From Harford County government:
County Executive Bob Cassilly issued the following statement today opposing Bill 24-001, which would allow freestanding accessory dwelling units in all residential areas of Harford County. The legislation was introduced on January 2 by County Councilman Aaron Penman (District B – Fallston).
“I strongly oppose Bill 24-001, which allows freestanding accessory dwelling units (ADUs) in all residential areas. This bill would result in a massive increase in the density of housing in all areas of the county, negatively impacting the quality of life in existing communities, reducing property values, undermining effective zoning, and overcrowding schools.

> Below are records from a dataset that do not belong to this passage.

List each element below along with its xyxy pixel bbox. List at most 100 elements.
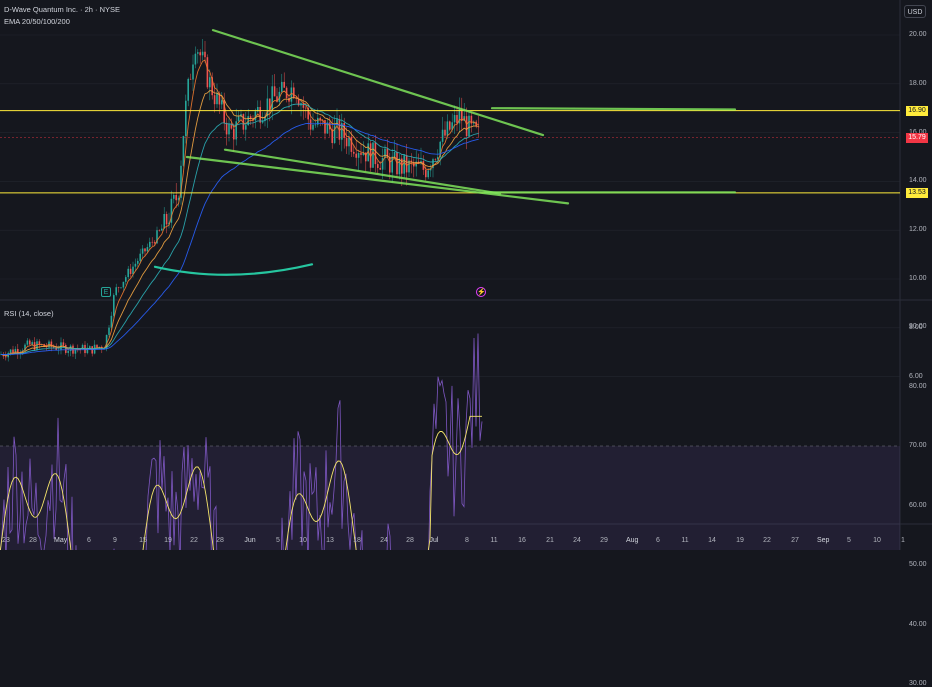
candle-body — [314, 124, 317, 126]
candle-body — [96, 344, 98, 348]
candle-body — [245, 125, 247, 130]
time-axis-label: 22 — [190, 537, 198, 544]
candle-body — [444, 129, 446, 136]
candle-body — [456, 115, 458, 124]
candle-body — [201, 51, 204, 56]
upper-horizontal-ray — [490, 107, 737, 111]
time-axis-label: 28 — [406, 537, 414, 544]
inner-trendline — [223, 148, 502, 195]
drawings-layer[interactable] — [0, 29, 900, 276]
candle-body — [67, 351, 69, 353]
ema-lines — [0, 59, 479, 357]
price-axis-label: 18.00 — [909, 79, 927, 87]
time-axis-label: Jun — [244, 537, 256, 544]
candle-body — [122, 281, 125, 288]
time-axis-label: 19 — [736, 537, 744, 544]
time-axis-label: 8 — [465, 537, 469, 544]
candle-body — [110, 315, 113, 328]
ema-20-line — [0, 59, 479, 357]
rsi-axis-label: 70.00 — [909, 442, 927, 449]
candle-body — [235, 121, 237, 140]
candle-body — [29, 340, 31, 345]
grid-lines — [0, 0, 932, 550]
candle-body — [449, 121, 451, 130]
time-axis-label: 9 — [113, 537, 117, 544]
candle-body — [228, 123, 230, 135]
candle-body — [125, 277, 127, 282]
price-tag: 13.53 — [906, 187, 928, 198]
time-axis-label: Jul — [429, 537, 439, 544]
candle-body — [120, 287, 122, 289]
candle-body — [312, 124, 314, 130]
candle-body — [273, 86, 276, 97]
rsi-axis-label: 90.00 — [909, 323, 927, 330]
candle-body — [139, 253, 141, 261]
candle-body — [113, 295, 115, 316]
candle-body — [31, 342, 33, 345]
time-axis-label: 14 — [708, 537, 716, 544]
time-axis-label: 28 — [216, 537, 224, 544]
time-axis-label: 15 — [139, 537, 147, 544]
candle-body — [199, 52, 201, 56]
earnings-icon[interactable]: E — [101, 287, 111, 297]
candle-body — [182, 136, 185, 166]
candle-body — [161, 228, 163, 231]
candle-body — [209, 77, 211, 88]
rsi-axis-label: 40.00 — [909, 620, 927, 628]
candle-body — [197, 52, 199, 54]
price-tag: 15.79 — [906, 132, 928, 143]
candle-body — [204, 51, 206, 58]
candle-body — [446, 121, 449, 136]
candle-body — [477, 126, 480, 128]
time-axis-label: 1 — [901, 537, 905, 544]
candle-body — [137, 260, 139, 264]
candle-body — [26, 340, 29, 345]
candle-body — [271, 86, 273, 110]
rsi-legend[interactable]: RSI (14, close) — [4, 309, 54, 318]
time-axis-label: 24 — [380, 537, 388, 544]
price-axis-label: 14.00 — [909, 177, 927, 185]
indicator-legend[interactable]: EMA 20/50/100/200 — [4, 17, 70, 26]
time-axis-label: 21 — [546, 537, 554, 544]
candle-body — [237, 116, 240, 122]
candle-body — [151, 241, 153, 243]
rsi-axis-label: 60.00 — [909, 501, 927, 509]
candle-body — [434, 159, 437, 160]
candle-body — [389, 157, 391, 173]
candle-body — [14, 348, 17, 354]
candle-body — [353, 151, 355, 154]
lightning-icon[interactable]: ⚡ — [476, 287, 486, 297]
time-axis-label: 6 — [87, 537, 91, 544]
candle-body — [65, 344, 67, 353]
candle-body — [468, 115, 470, 137]
candle-body — [377, 164, 379, 168]
rsi-axis-label: 50.00 — [909, 561, 927, 568]
candle-body — [374, 142, 377, 165]
candle-body — [89, 346, 91, 348]
currency-button[interactable]: USD — [904, 5, 926, 18]
candle-body — [127, 268, 129, 278]
candle-body — [360, 152, 362, 155]
rsi-band — [0, 446, 900, 550]
candle-body — [149, 241, 151, 248]
candle-body — [391, 156, 393, 173]
candle-body — [192, 64, 194, 80]
symbol-title[interactable]: D-Wave Quantum Inc. · 2h · NYSE — [4, 5, 120, 14]
candle-body — [393, 151, 396, 157]
candle-body — [465, 116, 468, 137]
candle-body — [225, 122, 228, 135]
candle-body — [355, 153, 357, 158]
candle-body — [194, 53, 197, 65]
candle-body — [216, 93, 218, 105]
ema-50-line — [0, 89, 479, 356]
candle-body — [427, 170, 429, 178]
price-axis-label: 10.00 — [909, 275, 927, 282]
candle-body — [305, 107, 307, 109]
candle-body — [5, 356, 7, 358]
ema-100-line — [0, 103, 479, 356]
candle-body — [206, 57, 209, 88]
candle-body — [158, 230, 161, 231]
chart-canvas[interactable] — [0, 0, 932, 550]
candle-body — [441, 129, 444, 142]
candle-body — [405, 155, 408, 173]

ADUs are currently allowed in Harford County but must be within or attached to an existing single-family home and occupied by a relative of the homeowner. They are allowed for the purpose of placing aged or disabled family members in a separate suite within the family home.
The intent of Bill 24-001 is to remove all the current restrictions on ADUs. The bill allows for construction of a flood of new, free standing rental houses into existing, well-established neighborhoods without regard for the negative impacts on neighboring properties, communities, or county resources.
These new residences could double existing housing densities as they consume existing lawns with freestanding units occupied by renters with no family ties to the primary residence, leading to potential noise disturbances and reduced privacy for area residents.
The bill makes responsible planning nearly impossible. Schools, water & sewer services, electric utilities, and other systems would be strained by an influx of unplanned residences. In areas with on-street parking, existing homeowners would compete with ADU residents for limited spots. Roads could become less passable for residents, emergency vehicles, and snowplows.
Potential overcrowding decreases the desirability of neighborhoods, leading to a decline in home values. ADUs rented out for short periods would likely attract residents with no connection to the community.
Harford County would be ill-served by Bill 24-001 and I urge council members to reject this ill-conceived legislation.”